The Natural and Culturo-Historical Region of Kotor is part of the impressive Bay of Boka Kotorska, a unique natural harbour at the Adriatic coast of Montenegro. The Kotor Region was inscribed on the UNESCO World Heritage List in 1979, due to its Outstanding Universal Value embodied in the quality of architecture in its fortified and open cities, settlements, palaces and monastic ensembles, and their harmonious integration into the cultivated terraced landscape of high rocky hills. The Region bears unique testimony to the exceptionally important role it played over centuries in the spreading of Mediterranean cultures into the Balkans.
The Region includes over ten towns and settlements of distinctive character lined along the naturally complex coast of the Bay, separated by areas of cultivated land or ancient rocky landscape.
Risan, the former centre of Illyrian and Hellenistic culture in this region, has preserved remains of the Illyrian-Hellenistic hill-fort of Gradina, the Roman town of Rhizon, including a Roman villa with mosaics (2nd C. AD), and of the former Turkish town.

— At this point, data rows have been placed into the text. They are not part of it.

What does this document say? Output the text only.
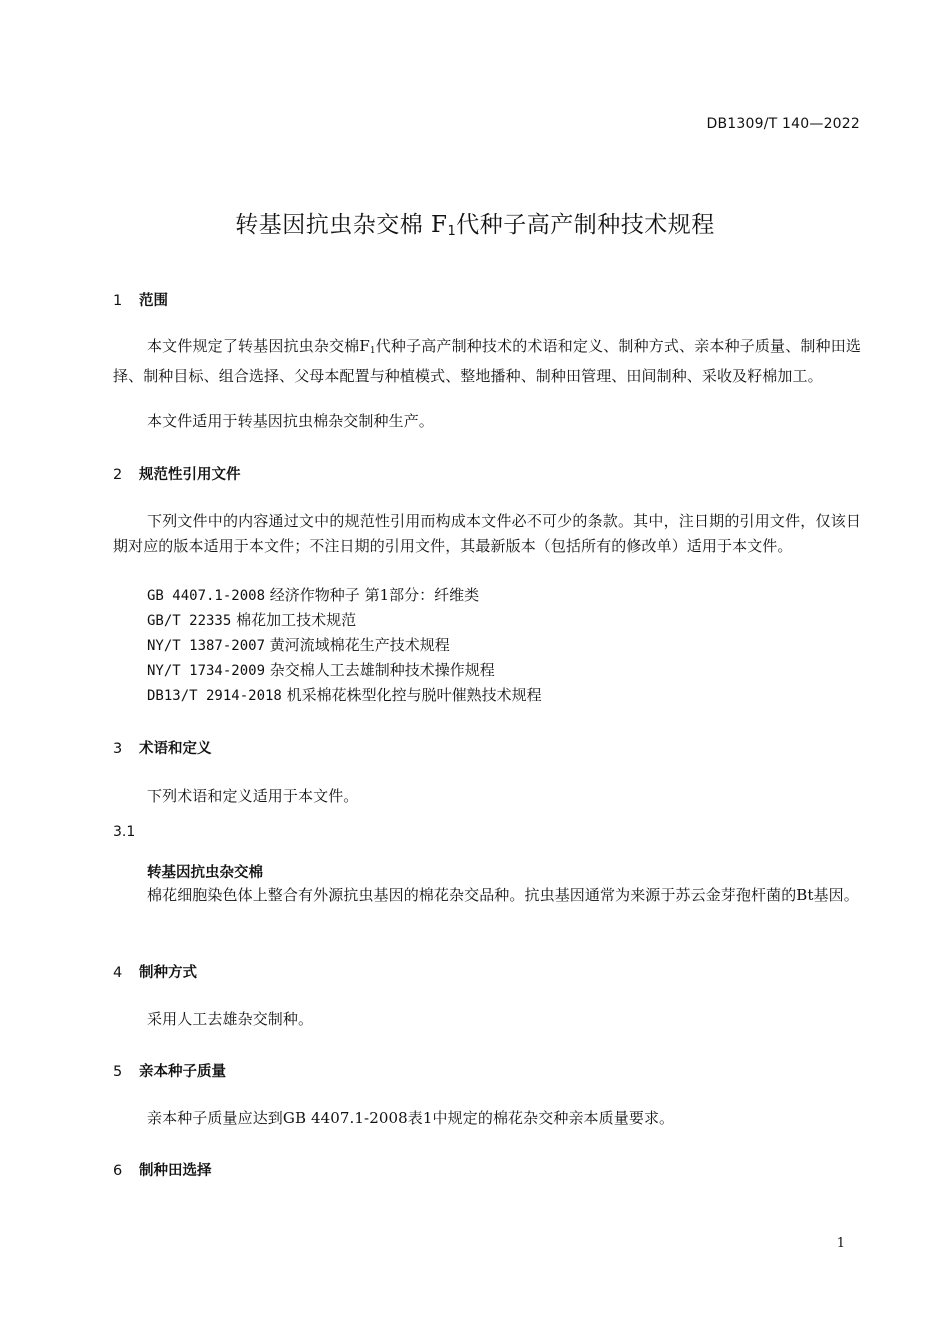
DB1309/T 140—2022
转基因抗虫杂交棉 $F_1$代种子高产制种技术规程
1 范围
本文件规定了转基因抗虫杂交棉$F_1$代种子高产制种技术的术语和定义、制种方式、亲本种子质量、制种田选择、制种目标、组合选择、父母本配置与种植模式、整地播种、制种田管理、田间制种、采收及籽棉加工。
本文件适用于转基因抗虫棉杂交制种生产。
2 规范性引用文件
下列文件中的内容通过文中的规范性引用而构成本文件必不可少的条款。其中，注日期的引用文件，仅该日期对应的版本适用于本文件；不注日期的引用文件，其最新版本（包括所有的修改单）适用于本文件。
GB 4407.1-2008 经济作物种子 第1部分：纤维类
GB/T 22335 棉花加工技术规范
NY/T 1387-2007 黄河流域棉花生产技术规程
NY/T 1734-2009 杂交棉人工去雄制种技术操作规程
DB13/T 2914-2018 机采棉花株型化控与脱叶催熟技术规程
3 术语和定义
下列术语和定义适用于本文件。
3.1
转基因抗虫杂交棉
棉花细胞染色体上整合有外源抗虫基因的棉花杂交品种。抗虫基因通常为来源于苏云金芽孢杆菌的Bt基因。
4 制种方式
采用人工去雄杂交制种。
5 亲本种子质量
亲本种子质量应达到GB 4407.1-2008表1中规定的棉花杂交种亲本质量要求。
6 制种田选择
1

From the 6th century A.D. Kotor is the leading town and the main administrative and political centre of the Bay. Kotor is remarkable for its long continuity of history. The original, urban area is encircled by walls, a unique example of urban fortification on the Adriatic. More than thirty churches have been preserved or have existed in the old town. Six of them, from the Romanesque period, are of particular historical value: St. Tryphon’s Cathedral (1166), St. Luke’s (1195), St. Anne’s (12th-13th C.), St. Mary Collegiate (1221), St. Paul’s (1263) and St. Michael’s (6th-14th C.). The town also boasts numerous palaces of old noble families and public buildings. The town had its Statute back in 1301. Artistic and other trades flourished, especially during the Middle Ages, each featuring many workshops. Valuable artefacts and documents, including the oldest books of Kotor’s notaries from 1326, are kept in the museums, churches and archives, notably the Maritime Museum of Montenegro and the Historical Archive of Kotor.

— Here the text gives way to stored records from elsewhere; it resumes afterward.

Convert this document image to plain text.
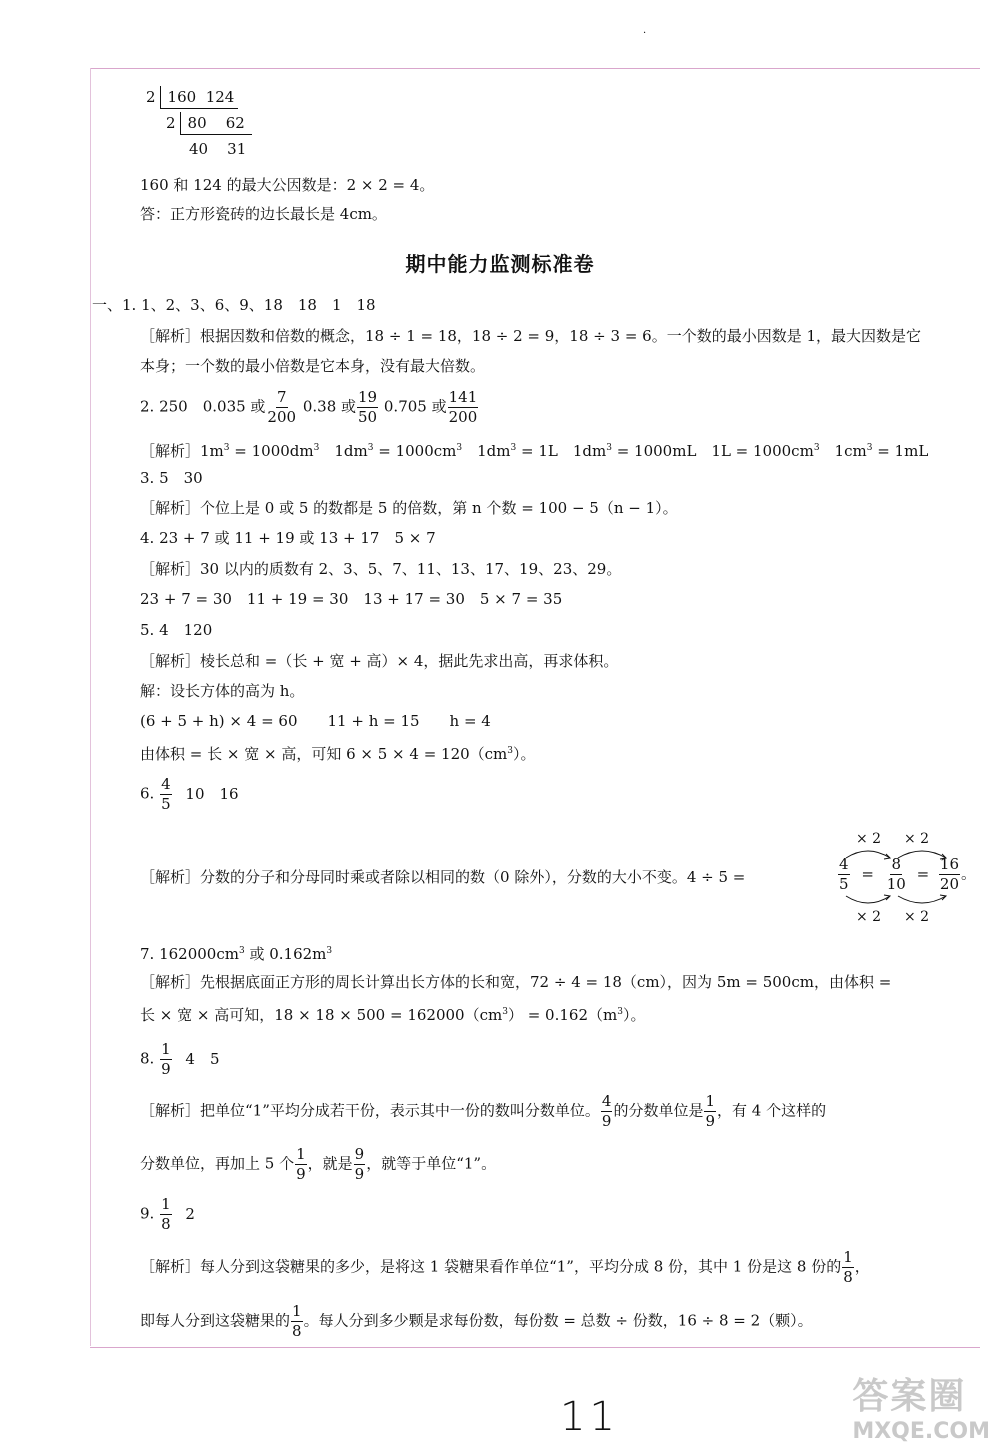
·
2 160  124
2 80    62
40    31
160 和 124 的最大公因数是：2 × 2 = 4。
答：正方形瓷砖的边长最长是 4cm。
期中能力监测标准卷
一、1. 1、2、3、6、9、18　18　1　18
［解析］根据因数和倍数的概念，18 ÷ 1 = 18，18 ÷ 2 = 9，18 ÷ 3 = 6。一个数的最小因数是 1，最大因数是它
本身；一个数的最小倍数是它本身，没有最大倍数。
2. 250　0.035 或 $\frac{7}{200} 0.38$ 或 $\frac{19}{50} 0.705$ 或 $\frac{141}{200}$
［解析$]1m^3 = 1000dm^3$　$1dm^3 = 1000cm^3$　$1dm^3 = 1L$　$1dm^3 = 1000mL$　$1L = 1000cm^3$　$1cm^3 = 1mL$
3. 5　30
［解析］个位上是 0 或 5 的数都是 5 的倍数，第 n 个数 = 100 − 5（n − 1）。
4. 23 + 7 或 11 + 19 或 13 + 17　5 × 7
［解析］30 以内的质数有 2、3、5、7、11、13、17、19、23、29。
23 + 7 = 30　11 + 19 = 30　13 + 17 = 30　5 × 7 = 35
5. 4　120
［解析］棱长总和 =（长 + 宽 + 高）× 4，据此先求出高，再求体积。
解：设长方体的高为 h。
(6 + 5 + h) × 4 = 60　　11 + h = 15　　h = 4
由体积 = 长 × 宽 × 高，可知 $6 \times 5 \times 4 = 120(cm^3)$。
6. $\frac{4}{5} 10$　16
［解析］分数的分子和分母同时乘或者除以相同的数（0 除外），分数的大小不变。4 ÷ 5 =	$\frac{4}{5} = \frac{8}{10} = \frac{16}{20}$ 。
× 2 × 2
× 2 × 2
7. $162000cm^3$ 或 $0.162m^3$
［解析］先根据底面正方形的周长计算出长方体的长和宽，72 ÷ 4 = 18（cm），因为 5m = 500cm，由体积 =
长 × 宽 × 高可知，$18 \times 18 \times 500 = 162000(cm^3) = 0.162(m^3)$。
8. $\frac{1}{9} 4$　5
［解析］把单位“1”平均分成若干份，表示其中一份的数叫分数单位。 $\frac{4}{9}$ 的分数单位是 $\frac{1}{9}$ ，有 4 个这样的
分数单位，再加上 5 个 $\frac{1}{9}$ ，就是 $\frac{9}{9}$ ，就等于单位“1”。
9. $\frac{1}{8} 2$
［解析］每人分到这袋糖果的多少，是将这 1 袋糖果看作单位“1”，平均分成 8 份，其中 1 份是这 8 份的 $\frac{1}{8}$ ，
即每人分到这袋糖果的 $\frac{1}{8}$ 。每人分到多少颗是求每份数，每份数 = 总数 ÷ 份数，16 ÷ 8 = 2（颗）。
11	答案圈
MXQE.COM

During the 17th and 18th centuries, the neighbouring coastal settlements of Perast, Dobrota, Prčanj and Stoliv came to prominence, remaining nevertheless strongly linked to Kotor. The secular architecture of baroque palaces is prevalent in these settlements.
Perast is distinctive for its baroque churches and palaces, and two islands situated off its seafront: the natural island of St. George, with a Benedictine abbey (9th c.); and Our Lady of the Rock, a man-made island, built by depositing stones and scuttling old ships filled with stones around a small crag.
In addition to its exceptional natural setting, architectural treasures and moveable heritage, the Bay of Boka Kotorska has rich layers of immaterial heritage (the Boka Navy dance, the “Fašinada”, legends, etc.), which all together make it a cultural landscape of outstanding and universal value.